Tschentscher machte falsche Angaben zum Geimpften-Anteil an Corona-Infektionen
Larissa Fußer
Nachdem bis vor Kurzem noch Markus Söder in der Kritik stand, verzerrt hohe Ungeimpften-Inzidenzen in Bayern verbreitet zu haben, werden dieselben Vorwürfe nun gegen den Hamburger Bürgermeister Peter Tschentscher (SPD) erhoben.
In Hamburg haben Anfragen der FDP und Linken an den Senat offenbart, dass bei über 80 Prozent der als ungeimpft neu infiziert Gemeldeten der Impfstatus tatsächlich unbekannt ist. Wie die Antworten der Landesregierung zeigen, waren in der 45. Kalenderwoche 22,5 Prozent der Neuinfektionen auf Geimpfte und 14,3 Prozent auf Ungeimpfte zurückzuführen. Bei 63,2 Prozent der Fälle war der Impfstatus unbekannt. Offenbar zählte auch Hamburg zu den Ungeimpften-Inzidenzen alle Fälle mit unbekanntem Impfstatus hinzu.
Diese Zahlen sind besonders frappierend, da der Hamburger Bürgermeister Peter Tschentscher (SPD) noch am 16. November bei einer Presseerklärung verkündet hatte, dass in der betreffenden Woche über 90 Prozent der Neuinfektionen bei Ungeimpften aufgetreten sein sollen. Tschentscher hatte von einem „sehr klare[n] Bild“ gesprochen und den anwesenden Journalisten eine Grafik gezeigt, auf der eine Sieben-Tage-Inzidenz von 22 unter Geimpften einer Inzidenz von 605 unter Ungeimpften gegenübergestellt wurde. Schon seit Monaten begründet der SPD-Bürgermeister die strengen 2G-Verordnungen in seinem Bundesland mit der dramatisch höheren Inzidenzwerten von Ungeimpften im Vergleich zu Geimpften. So hatte Hamburg als erstes Bundesland, noch vor dem Bundesbeschluss, strikte 2G-Regeln eingeführt.

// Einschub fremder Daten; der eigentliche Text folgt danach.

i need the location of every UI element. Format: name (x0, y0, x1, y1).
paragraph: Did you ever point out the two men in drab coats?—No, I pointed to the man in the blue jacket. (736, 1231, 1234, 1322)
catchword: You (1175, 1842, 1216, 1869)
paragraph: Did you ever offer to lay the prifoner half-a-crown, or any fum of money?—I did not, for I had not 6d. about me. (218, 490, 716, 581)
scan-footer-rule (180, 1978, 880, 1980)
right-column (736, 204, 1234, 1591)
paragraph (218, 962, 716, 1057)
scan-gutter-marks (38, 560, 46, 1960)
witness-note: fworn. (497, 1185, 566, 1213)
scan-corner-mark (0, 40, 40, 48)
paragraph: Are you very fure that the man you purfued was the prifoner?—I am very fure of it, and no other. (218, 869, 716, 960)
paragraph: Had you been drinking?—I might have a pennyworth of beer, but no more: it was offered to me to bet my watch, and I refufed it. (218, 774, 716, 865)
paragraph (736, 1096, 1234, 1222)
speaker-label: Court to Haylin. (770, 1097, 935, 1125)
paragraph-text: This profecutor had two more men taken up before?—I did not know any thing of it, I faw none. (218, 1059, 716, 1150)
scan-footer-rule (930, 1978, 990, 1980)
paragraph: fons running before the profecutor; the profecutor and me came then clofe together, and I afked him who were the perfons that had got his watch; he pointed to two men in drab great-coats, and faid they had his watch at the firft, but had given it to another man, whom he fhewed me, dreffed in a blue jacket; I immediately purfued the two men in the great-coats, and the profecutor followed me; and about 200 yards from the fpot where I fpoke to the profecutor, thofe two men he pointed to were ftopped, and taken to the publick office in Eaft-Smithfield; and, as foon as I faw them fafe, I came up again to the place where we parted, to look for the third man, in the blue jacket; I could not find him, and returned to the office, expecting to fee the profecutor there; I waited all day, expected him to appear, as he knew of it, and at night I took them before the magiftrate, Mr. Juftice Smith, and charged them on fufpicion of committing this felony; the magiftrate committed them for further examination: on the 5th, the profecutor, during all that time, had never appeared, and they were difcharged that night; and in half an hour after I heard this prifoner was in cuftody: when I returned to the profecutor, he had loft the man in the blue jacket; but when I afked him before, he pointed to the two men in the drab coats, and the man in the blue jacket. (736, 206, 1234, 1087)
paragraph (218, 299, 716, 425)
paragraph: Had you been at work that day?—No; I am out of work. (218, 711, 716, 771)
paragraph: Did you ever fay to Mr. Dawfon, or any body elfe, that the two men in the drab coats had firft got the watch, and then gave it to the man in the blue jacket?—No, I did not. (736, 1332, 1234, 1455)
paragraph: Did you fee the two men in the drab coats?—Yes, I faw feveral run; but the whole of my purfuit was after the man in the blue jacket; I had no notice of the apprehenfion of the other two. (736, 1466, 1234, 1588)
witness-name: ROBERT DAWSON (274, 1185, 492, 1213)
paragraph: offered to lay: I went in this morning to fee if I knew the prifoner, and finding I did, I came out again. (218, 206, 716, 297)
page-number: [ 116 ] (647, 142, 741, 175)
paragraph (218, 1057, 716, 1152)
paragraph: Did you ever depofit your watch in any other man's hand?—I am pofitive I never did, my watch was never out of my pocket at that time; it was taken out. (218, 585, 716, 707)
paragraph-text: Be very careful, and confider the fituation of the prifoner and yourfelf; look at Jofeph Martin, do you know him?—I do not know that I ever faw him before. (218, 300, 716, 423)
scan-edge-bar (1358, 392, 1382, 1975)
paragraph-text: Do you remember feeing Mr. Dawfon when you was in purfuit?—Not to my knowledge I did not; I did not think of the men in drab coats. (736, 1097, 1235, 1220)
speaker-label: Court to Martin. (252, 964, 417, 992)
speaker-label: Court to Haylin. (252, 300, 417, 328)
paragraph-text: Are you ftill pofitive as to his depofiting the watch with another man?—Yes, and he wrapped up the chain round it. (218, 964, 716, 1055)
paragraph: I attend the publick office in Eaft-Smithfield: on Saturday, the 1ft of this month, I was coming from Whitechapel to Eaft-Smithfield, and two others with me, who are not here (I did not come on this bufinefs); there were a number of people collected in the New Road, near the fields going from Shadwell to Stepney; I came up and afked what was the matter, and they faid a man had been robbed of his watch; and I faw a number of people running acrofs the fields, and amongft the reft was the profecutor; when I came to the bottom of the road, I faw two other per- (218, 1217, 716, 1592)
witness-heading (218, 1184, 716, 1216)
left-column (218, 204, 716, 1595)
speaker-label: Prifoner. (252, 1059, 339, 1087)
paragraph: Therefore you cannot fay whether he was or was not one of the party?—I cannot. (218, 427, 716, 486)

Obwohl nun ans Licht gekommen ist, dass die Ungeimpften-Inzidenzwerte grob verzerrt und offensichtlich zu hoch dargestellt wurden, ist nicht mit einer Verbesserung der Datenlage zu rechnen. Laut Informationen des Infektionsepidemiologischen Landeszentrums in Hamburg wird der Impfstatus Neuinfizierter bereits seit Ende August immer seltener erfasst. In der 35. Kalenderwoche war noch bei 68,3 Prozent der Fälle der Impfstatus bekannt gewesen, in der 49. KW waren es nur noch rund 10 Prozent. Alle Meldungen mit unbekanntem Impfstatus wurden aber nach wie vor den Ungeimpften zugerechnet.
Auf Anfrage der Welt am Sonntag erklärte Senatssprecher Marcel Schweitzer diese Datenlücken mit der zunehmend angespannten Corona-Lage. Schweitzer: „Wegen des erhöhten Infektionsgeschehens können die Angaben zum Impfstatus zum Teil erst mit erheblichem Zeitverzug eingegeben werden.“ Da die Gesundheitsämter zunehmend belastet seien und die Datenerfassung nicht mehr leisten können, sei die getrennte Ausweisung der Inzidenzen nach Impfstatus nun komplett eingestellt worden. Auf Anfrage des Linken-Gesundheitspolitikers Deniz Celik räumte der Senat zudem ein, dass auch in Kliniken der Impfstatus der Patienten in nur rund zwei Dritteln der Fälle erhoben werde.